Morgan Stanley Smith Barney and Other Changes

The unraveling of Sandy Weill’s financial supermarket picked up speed last week. Citigroup took Smith Barney off its shelves and moved it to a newly created store, Morgan Stanley Smith Barney. Morgan Stanley will hold 51 percent of the joint venture; Citi will retain 49 percent for three years at least, and will keep at least 20 percent of MSSB after five years. Citi’s pretax gain on the sale will amount to some $9.5 billion.

On January 14, Citi CEO Vikram Pandit told his employees that the “economic model of our business is sound and positions the company for success in the long term.” Not only that—“our core mission is unchanged.” But wait, there was more: “We are and will remain a bank. We will continue to help clients save, borrow, invest, transact, and we will provide them advice.”

Then Friday came, and Citi reported an $8.29-billion net loss, and a new Citi was announced. This latest iteration will comprise two operating units—the first being “Citicorp, which will focus on leveraging the competitive advantages of the company’s global universal bank in more than 100 countries,” the other called “Citi Holdings, which will be made up of brokerage and retail asset management, local consumer finance and a special asset pool—whose management will focus on tightly managing risks and losses, and maximizing the value of these assets,” according a company statement.

Citi’s 49 percent of Morgan Stanley Smith Barney falls under the Citi Holdings aegis; so does the definitive loss sharing program with the U.S. Department of the Treasury, the Federal Deposit Insurance Corporation, and the Federal Reserve Bank of New York. That deal, which backstops $301 billion (down from $306 billion) of dubious loans and securities, has been finalized, Citi announced last Friday. Citi Holdings will have a first loss position totaling $39.5 billion.

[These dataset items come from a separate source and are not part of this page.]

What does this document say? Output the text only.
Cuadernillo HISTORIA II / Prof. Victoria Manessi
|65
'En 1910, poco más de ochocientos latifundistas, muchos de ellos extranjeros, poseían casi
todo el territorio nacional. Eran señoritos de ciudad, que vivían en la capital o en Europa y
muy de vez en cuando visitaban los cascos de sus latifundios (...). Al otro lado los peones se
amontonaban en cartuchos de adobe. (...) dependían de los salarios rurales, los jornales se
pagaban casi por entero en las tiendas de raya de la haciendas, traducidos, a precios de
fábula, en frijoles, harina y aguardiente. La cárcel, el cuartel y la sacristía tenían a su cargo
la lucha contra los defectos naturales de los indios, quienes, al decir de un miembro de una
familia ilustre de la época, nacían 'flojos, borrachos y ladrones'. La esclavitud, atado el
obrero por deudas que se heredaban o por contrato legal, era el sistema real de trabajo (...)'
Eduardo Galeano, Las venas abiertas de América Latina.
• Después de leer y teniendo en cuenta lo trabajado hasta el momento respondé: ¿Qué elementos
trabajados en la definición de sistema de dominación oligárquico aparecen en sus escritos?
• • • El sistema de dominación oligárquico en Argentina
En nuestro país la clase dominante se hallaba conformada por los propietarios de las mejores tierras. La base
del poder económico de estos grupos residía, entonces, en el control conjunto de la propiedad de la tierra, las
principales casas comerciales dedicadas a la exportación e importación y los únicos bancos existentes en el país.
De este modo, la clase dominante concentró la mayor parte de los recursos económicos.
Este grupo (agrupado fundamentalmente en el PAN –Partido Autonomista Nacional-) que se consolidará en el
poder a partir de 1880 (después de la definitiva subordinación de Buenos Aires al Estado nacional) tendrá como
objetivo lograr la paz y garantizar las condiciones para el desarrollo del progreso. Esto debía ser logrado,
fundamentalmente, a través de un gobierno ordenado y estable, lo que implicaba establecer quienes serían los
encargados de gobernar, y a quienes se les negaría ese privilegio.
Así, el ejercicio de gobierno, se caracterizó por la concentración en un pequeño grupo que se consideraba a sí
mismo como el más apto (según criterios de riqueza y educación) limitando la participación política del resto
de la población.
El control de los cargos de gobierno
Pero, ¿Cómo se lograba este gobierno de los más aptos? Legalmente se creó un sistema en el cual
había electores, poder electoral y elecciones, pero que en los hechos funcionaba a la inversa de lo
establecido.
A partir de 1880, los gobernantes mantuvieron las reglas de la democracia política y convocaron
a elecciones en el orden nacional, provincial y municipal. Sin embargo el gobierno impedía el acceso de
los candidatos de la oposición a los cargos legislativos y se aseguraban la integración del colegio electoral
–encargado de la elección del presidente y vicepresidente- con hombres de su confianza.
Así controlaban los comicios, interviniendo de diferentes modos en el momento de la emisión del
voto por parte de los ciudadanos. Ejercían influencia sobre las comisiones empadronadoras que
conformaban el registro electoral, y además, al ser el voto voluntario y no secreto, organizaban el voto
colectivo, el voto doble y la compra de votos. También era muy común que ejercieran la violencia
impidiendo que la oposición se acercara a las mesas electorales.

The restructuring is not really a divorce. The two units share will share the same board of directors. Citi’s new configuration drew mixed reviews. “It’s unclear what short-term benefit the move provides,” notes one observer, adding: “The bank appears to be isolating its less appealing assets, though not completely—and who wants to buy a built-in $39-billion loss?” Meanwhile, the backstopping agreement with the government and other cash infusions under the CPP pose share valuation challenges, some analysts believe.